I don’t consider myself a grammar nut. I’m not the punctuation police by any stretch. I don’t dissolve into puddles over these things (like the poor sap in this cartoon … click to enlarge). They don’t offend me.
Truth is, I find screwups like misplaced apostrophes, you’re vs. your and — here’s a big one — they’re, their and there relatively amusing. I take pleasure, yes, in other people’s problems with basic English. Sue me, but I find it hard to fathom how people can get through grade school without knowing it’s from its or its‘ (that’s a trick!).

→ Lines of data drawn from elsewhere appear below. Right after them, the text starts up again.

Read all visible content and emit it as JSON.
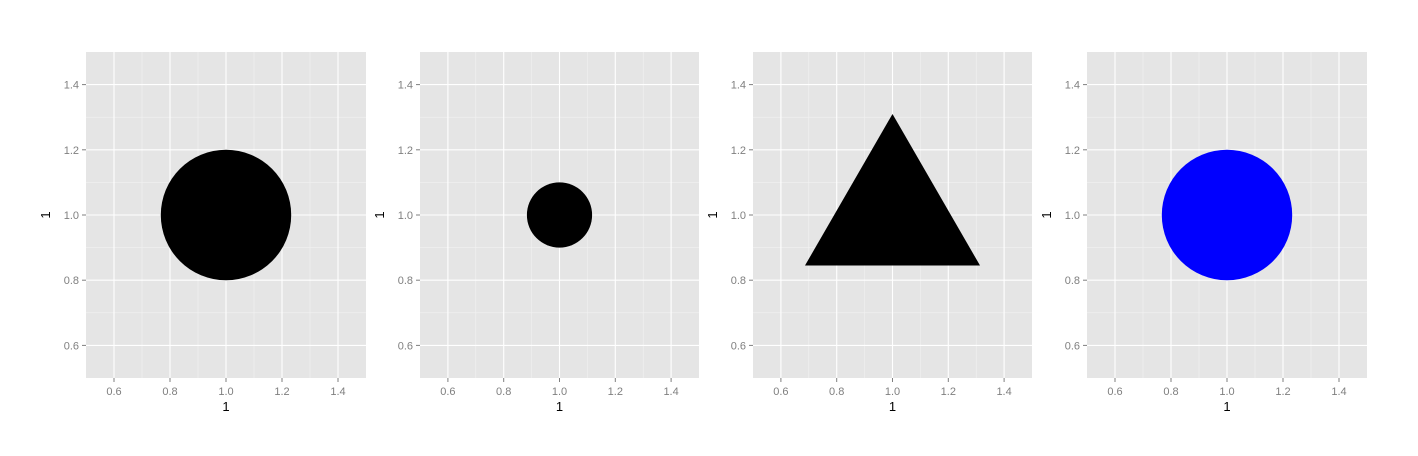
{
  "chart_data": [
    {
      "type": "scatter",
      "xlabel": "1",
      "ylabel": "1",
      "xlim": [
        0.5,
        1.5
      ],
      "ylim": [
        0.5,
        1.5
      ],
      "xticks": [
        0.6,
        0.8,
        1.0,
        1.2,
        1.4
      ],
      "yticks": [
        0.6,
        0.8,
        1.0,
        1.2,
        1.4
      ],
      "xtick_labels": [
        "0.6",
        "0.8",
        "1.0",
        "1.2",
        "1.4"
      ],
      "ytick_labels": [
        "0.6",
        "0.8",
        "1.0",
        "1.2",
        "1.4"
      ],
      "grid": true,
      "points": [
        {
          "x": 1,
          "y": 1,
          "shape": "circle",
          "size": "large",
          "color": "#000000"
        }
      ]
    },
    {
      "type": "scatter",
      "xlabel": "1",
      "ylabel": "1",
      "xlim": [
        0.5,
        1.5
      ],
      "ylim": [
        0.5,
        1.5
      ],
      "xticks": [
        0.6,
        0.8,
        1.0,
        1.2,
        1.4
      ],
      "yticks": [
        0.6,
        0.8,
        1.0,
        1.2,
        1.4
      ],
      "xtick_labels": [
        "0.6",
        "0.8",
        "1.0",
        "1.2",
        "1.4"
      ],
      "ytick_labels": [
        "0.6",
        "0.8",
        "1.0",
        "1.2",
        "1.4"
      ],
      "grid": true,
      "points": [
        {
          "x": 1,
          "y": 1,
          "shape": "circle",
          "size": "small",
          "color": "#000000"
        }
      ]
    },
    {
      "type": "scatter",
      "xlabel": "1",
      "ylabel": "1",
      "xlim": [
        0.5,
        1.5
      ],
      "ylim": [
        0.5,
        1.5
      ],
      "xticks": [
        0.6,
        0.8,
        1.0,
        1.2,
        1.4
      ],
      "yticks": [
        0.6,
        0.8,
        1.0,
        1.2,
        1.4
      ],
      "xtick_labels": [
        "0.6",
        "0.8",
        "1.0",
        "1.2",
        "1.4"
      ],
      "ytick_labels": [
        "0.6",
        "0.8",
        "1.0",
        "1.2",
        "1.4"
      ],
      "grid": true,
      "points": [
        {
          "x": 1,
          "y": 1,
          "shape": "triangle",
          "size": "large",
          "color": "#000000"
        }
      ]
    },
    {
      "type": "scatter",
      "xlabel": "1",
      "ylabel": "1",
      "xlim": [
        0.5,
        1.5
      ],
      "ylim": [
        0.5,
        1.5
      ],
      "xticks": [
        0.6,
        0.8,
        1.0,
        1.2,
        1.4
      ],
      "yticks": [
        0.6,
        0.8,
        1.0,
        1.2,
        1.4
      ],
      "xtick_labels": [
        "0.6",
        "0.8",
        "1.0",
        "1.2",
        "1.4"
      ],
      "ytick_labels": [
        "0.6",
        "0.8",
        "1.0",
        "1.2",
        "1.4"
      ],
      "grid": true,
      "points": [
        {
          "x": 1,
          "y": 1,
          "shape": "circle",
          "size": "large",
          "color": "#0000ff"
        }
      ]
    }
  ]
}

On the driving range near my house, the one I use when I’m thinking about truly, honestly taking the game seriously and practicing a couple times a week — that usually lasts less than a week — there are signs:
GRASS TEE’S ONLY
They don’t want you hitting off the plastic mats, I guess. Or the mat’s.
The examples are endless. But I’m saving them for the book, working title My Little Squiggle. It will sit beside my other coffee-table book, Bad Shoe, which will showcase beautiful, artistic photos of shoes on the side of the street.

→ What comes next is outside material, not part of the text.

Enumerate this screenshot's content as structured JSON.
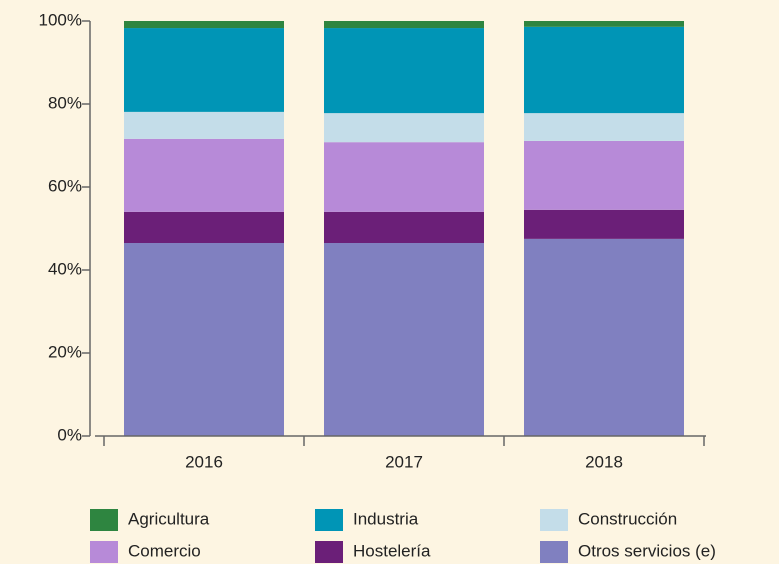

Dang. Facebook has everything. Dammit.
Apostrophes are the worst. I always wonder if we’re worse as a society or if the masses are simply writing much more in the public eye than they were 10 or 50 years ago.
I love when it’s something that has some relative permanence, like a storefront or a T-shirt.
I would buy that book, and others would too, some rather possessive when they shouldn’t be, and vice versa.